The rarity of scandium is not an arbitrary fact. The thermonuclear reactions that produce the elements in this range of atomic numbers tend to produce much greater quantities of elements with an even atomic number. These elements were usually produced by the fusion of lighter elements with helium-4 nuclei, starting with carbon-12 (element six). Thus, the common elements in the range of scandium are atomic numbers 18 (argon), 20 (calcium), 22 (titanium), and 24 (chromium); with elements with odd atomic numbers 19 (potassium), 21 (scandium), and 23 (vanadium) being rarely produced, and thus much less common. The production of the odd-numbered elements in this range result from much less common thermonuclear reactions, as is explained elsewhere.
It is used in lacrosse sticks; a light yet strong metal is needed for precise accuracy and speed. Backcountry tent manufacturers sometimes use scandium alloys in tent poles. U.S. gunmaker Smith & Wesson produces a few variations including a large, medium, and small lightweight revolver with a frame composed of scandium alloy and a titanium cylinder.
Approximately 20 kg (as Sc2O3) of scandium is used annually in the United States to make high-intensity lights. Scandium iodide added to mercury-vapor lamps produces an efficient artificial light source that resembles sunlight, and which allows good color-reproduction with TV cameras. About 80 kg of scandium is used in light bulbs globally per year. The radioactive isotope Sc-46 is used in oil refineries as a tracing agent.
The main application of scandium by weight is in aluminium-scandium alloys for minor aerospace industry components, and for unusual designs sports equipment (bikes, golf clubs, baseball bats, firearms, etc.) which rely on high performance materials. However, titanium, being much more common, and similar in lightness and strength, is much more widely used, with tons found in some aircraft, especially military ones.
When added to aluminium, scandium substantially lowers the rate of recrystallization and associated grain-growth in weld heat-affected zones. Aluminium, being a face-centred-cubic metal, is not particularly subject to the strengthening effects of the decrease in grain diameter. However, the presence of fine dispersions of Al3Sc does increase strength by a small measure, much as any other precipitate system in aluminium alloys. It is added to aluminium alloys primarily to control that otherwise excessive grain growth in the heat-affected zone of weldable structural aluminium alloys, which gives two knock-on effects; greater strengthening via finer precipitation of other alloying elements and by reducing the precipitate-free zones that normally exist at the grain boundaries of age-hardening aluminium alloys.
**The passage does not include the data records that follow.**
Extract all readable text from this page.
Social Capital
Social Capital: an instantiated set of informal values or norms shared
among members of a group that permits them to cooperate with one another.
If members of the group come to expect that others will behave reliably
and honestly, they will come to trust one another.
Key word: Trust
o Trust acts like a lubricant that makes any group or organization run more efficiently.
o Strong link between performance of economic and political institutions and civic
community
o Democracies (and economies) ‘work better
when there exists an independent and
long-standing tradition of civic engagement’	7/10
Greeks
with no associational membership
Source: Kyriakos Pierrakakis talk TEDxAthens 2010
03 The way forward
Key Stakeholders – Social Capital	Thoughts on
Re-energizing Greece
The original use of scandium-aluminium alloys was in the nose cones of some USSR submarine-launched ballistic missiles (SLBMs). The strength of the resulting nose cone was enough to enable it to pierce the ice-cap without damage, and so, enabling a missile launch while still submerged under the Arctic ice cap.
Scandium triflate is a catalytic Lewis acid used in organic chemistry.
Scandium is more common in the sun and certain stars than on Earth. Scandium is only the 50th most common element on earth (35th most abundant in the Earth's crust), but it is the 23rd most common element in the sun.
The blue color of the aquamarine variety of beryl is thought to be caused by scandium impurities in it.
Thortveitite and kolbeckite are the primary mineral sources of scandium. Uranium-mill tailings by-products also are an important source. Pure scandium is commercially produced by reducing scandium fluoride with metallic calcium.
Scandium can also be extracted from tantalum residues, tungsten processing wastes, tin slags, and a variety of other such industrial waste streams, and it is sometimes recovered from rare earth ores, particularly the rare earth oxide deposits of Bayan Obo, China.
The strength and commerciality of the scandium market is yet to be demonstrated as it is a specialty metal and a single producer could corner the supply with minimal tonnage production. The price in 2006 of 99.0% scandium oxide is of order of US$700 per kilogram
The isotopes of scandium range in atomic weight from 40 u (40Sc) to 54 u (54Sc). The primary decay mode at masses lower than the only stable isotope, 45Sc, is electron capture, and the primary mode at masses above it is beta emission. The primary decay products at atomic weights below 45Sc are calcium isotopes and the primary products from higher atomic weights are titanium isotopes.